The Phoenix area has had about an inch of rain all year and what seems like day after day of wind and dust. John Calgiani, head of the University of Arizona's Valley Fever Center at St. Joseph's Hospital and Medical Center in Phoenix, said the real driver for Valley fever cases is rainfall.
"The lack of rainfall may not have supported the fungus in the soil," he said. "With there being so little rain this past winter there could be fewer cases to fall."

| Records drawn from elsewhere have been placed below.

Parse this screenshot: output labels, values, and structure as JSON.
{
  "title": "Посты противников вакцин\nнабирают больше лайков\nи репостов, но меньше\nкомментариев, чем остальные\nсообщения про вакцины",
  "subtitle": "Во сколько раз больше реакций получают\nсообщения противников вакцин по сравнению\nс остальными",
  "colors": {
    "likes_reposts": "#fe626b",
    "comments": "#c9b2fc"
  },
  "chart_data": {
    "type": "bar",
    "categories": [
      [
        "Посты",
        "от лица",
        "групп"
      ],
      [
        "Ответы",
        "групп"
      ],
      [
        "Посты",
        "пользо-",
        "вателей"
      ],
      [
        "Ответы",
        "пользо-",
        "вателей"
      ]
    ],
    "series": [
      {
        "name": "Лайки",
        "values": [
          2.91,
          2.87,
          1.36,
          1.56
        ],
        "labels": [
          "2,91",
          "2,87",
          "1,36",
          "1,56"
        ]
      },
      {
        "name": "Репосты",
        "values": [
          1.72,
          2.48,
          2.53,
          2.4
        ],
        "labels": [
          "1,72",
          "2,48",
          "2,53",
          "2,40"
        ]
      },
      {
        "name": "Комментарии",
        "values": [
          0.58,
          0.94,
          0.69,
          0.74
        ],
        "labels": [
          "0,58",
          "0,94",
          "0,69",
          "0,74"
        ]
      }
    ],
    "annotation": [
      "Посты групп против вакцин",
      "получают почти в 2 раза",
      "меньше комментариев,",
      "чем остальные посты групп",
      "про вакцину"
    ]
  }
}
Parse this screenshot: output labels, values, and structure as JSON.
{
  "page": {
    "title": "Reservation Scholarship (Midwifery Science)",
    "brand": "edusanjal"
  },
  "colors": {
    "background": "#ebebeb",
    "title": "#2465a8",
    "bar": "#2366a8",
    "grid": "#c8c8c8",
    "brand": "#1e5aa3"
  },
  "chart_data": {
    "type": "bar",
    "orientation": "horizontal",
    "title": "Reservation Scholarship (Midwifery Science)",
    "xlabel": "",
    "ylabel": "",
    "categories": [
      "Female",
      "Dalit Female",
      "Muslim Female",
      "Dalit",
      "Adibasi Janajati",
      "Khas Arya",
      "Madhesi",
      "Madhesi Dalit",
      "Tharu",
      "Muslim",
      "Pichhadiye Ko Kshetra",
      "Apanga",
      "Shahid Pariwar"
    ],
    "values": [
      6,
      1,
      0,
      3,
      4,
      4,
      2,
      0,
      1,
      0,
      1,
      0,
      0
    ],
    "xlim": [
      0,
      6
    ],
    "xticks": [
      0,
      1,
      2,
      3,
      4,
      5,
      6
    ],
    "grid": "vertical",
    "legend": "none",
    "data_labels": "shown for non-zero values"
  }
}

Calgiani said, even though there's a lot of dust blowing around, the Valley fever spores aren't along for the ride. Valley fever is caused by a fungus that lives in soil in the southwestern United States. Inhaling the airborne fungal spores causes the infection. Most people who are exposed to the fungus do not get sick, but some people develop flu-like symptoms that may last for weeks or months.
There were 16,000 Valley fever cases in Arizona in 2011. This year, Calgiani expects to see about half of that number. About 60 percent of all cases happens in three Arizona counties -- Pima, Pinal and Maricopa.
Calgiani said doctors are much more aware of what to look for now when it comes to diagnosing Valley fever.